Export Credit Agencies (ECAs) are institutions that aim to support export industry in their home countries. They provide official credit or credit guarantees to public or private buyers, often in developing countries. Export Credit Agencies are therefore debt-creating agencies, yet the loans they create are driven by the interests of the exporters and their home countries, rather than concern for whether the loans are useful to the host country.
This report shows that export credit guarantees are at the root of most developing country debt. Eurodad assessed the debts owed by developing countries to four European countries and found that almost 80 percent of poor countries’ debts to other governments came from export credits, not development loans.
While export credit guarantees boost the coffers of richer countries’ Export Credit Agencies, they often weigh on developing country treasuries who must repay the debts.
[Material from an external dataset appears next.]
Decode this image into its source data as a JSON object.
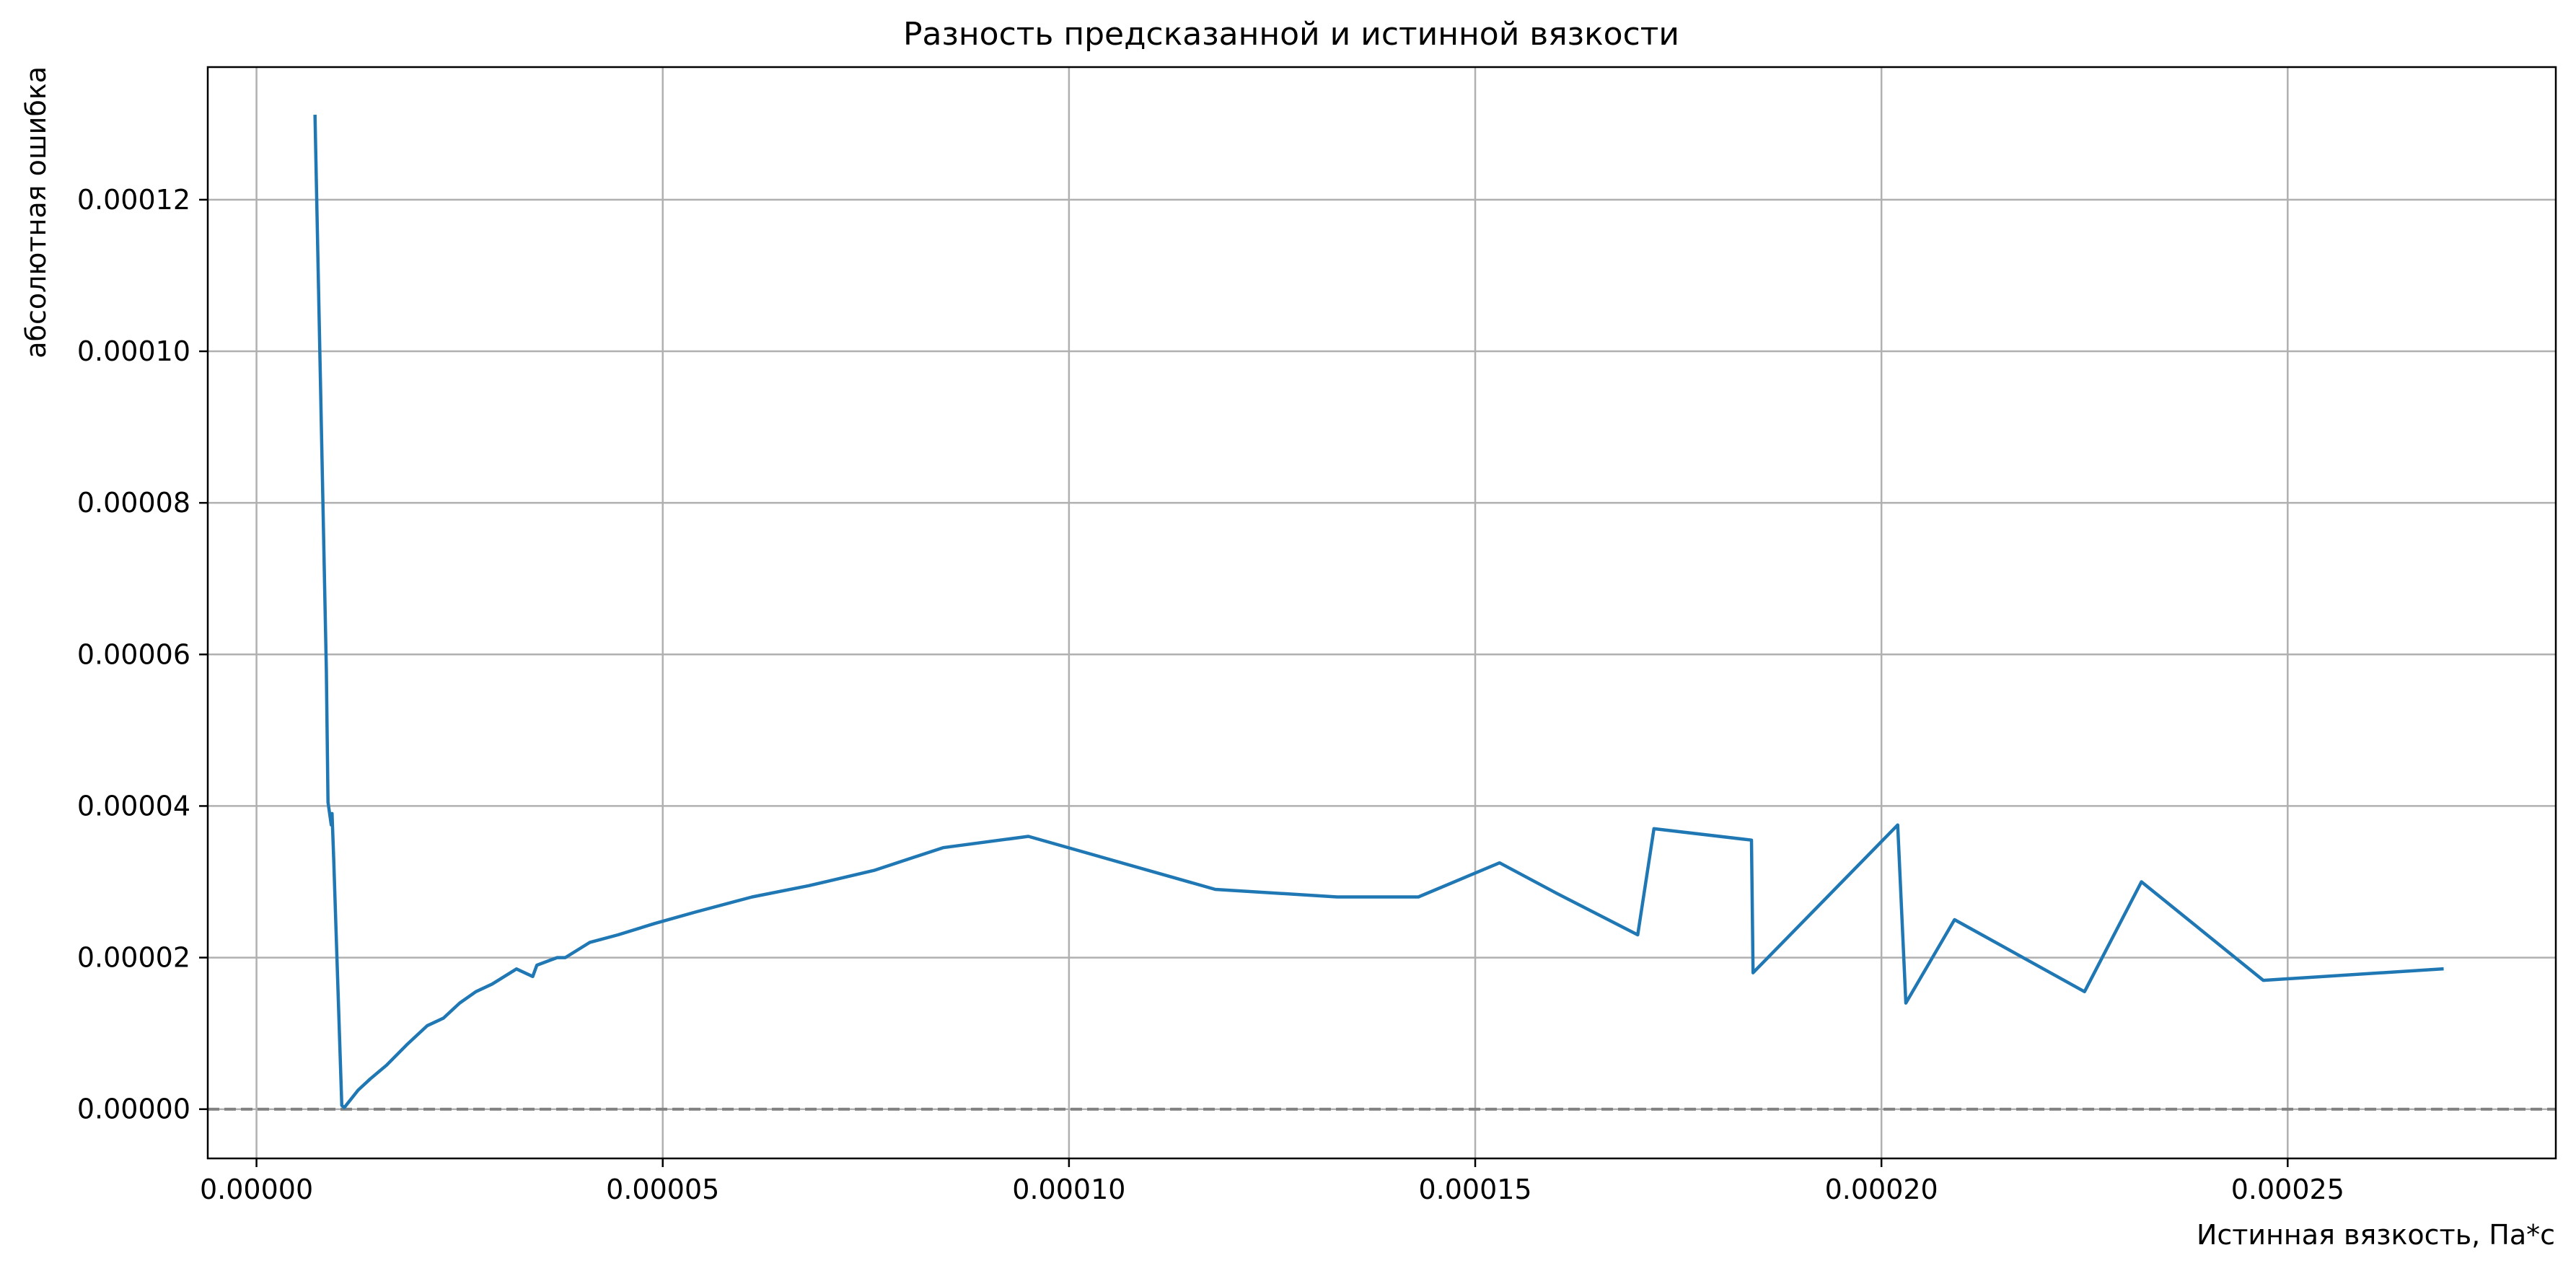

Borrowing for productive investments that promote sustainable and equitable development can be an important strategy for developing countries; however, copious anecdotal evidence provided by case studies reveals that all too often financial transactions guaranteed by ECAs have had damaging impacts on development, the environment and/or contributed to severe human rights violations. Requiring that taxpayers in poor countries repay loans, with seriously contested legitimacy, not only diverts much needed resources away from investing in social services and productive development projects, but it also places these debt repayments in a legally and morally grey zone.
Creative accounting: How donors divert development aid to boost their exports to poor countries,
ECAs also use up precious aid, as the latter is used to subsidise exports of rich country companies. When creditor governments decide to cancel developing country debts, they use aid budgets to pay back any outstanding debts of the country to their national ECA. In practice, this means that aid money from development ministries is transferred to trade and finance ministries and agencies of the creditor country instead of being channelled as new and fresh resources for poverty eradication in developing countries.
Eurodad research shows that 85 percent of the debts cancelled from 2005 to 2009 were debts resulting from export credit guarantees. As a result, massive amounts of aid resources were transferred from aid budgets to the coffers of Export Credit Agencies, draining much-needed resources for poverty eradication.
As export credit guarantees increase after the crisis, so does developing country debt
Over the last decade, export credit guarantees for buyers in developing countries were relatively stable. However, in 2008 guarantees for exports to these countries almost tripled compared to pre-crisis levels.
It is too early to know how the sudden jump in export credit guarantees for exports to developing countries will impact on sovereign debt levels. Nevertheless, the global crisis has taught us that it is never too early for crisis prevention; mitigation is less harmful and more efficient than crisis adaption and reparation. An overly cautious approach to export credit guarantees now could probably save problems in the future.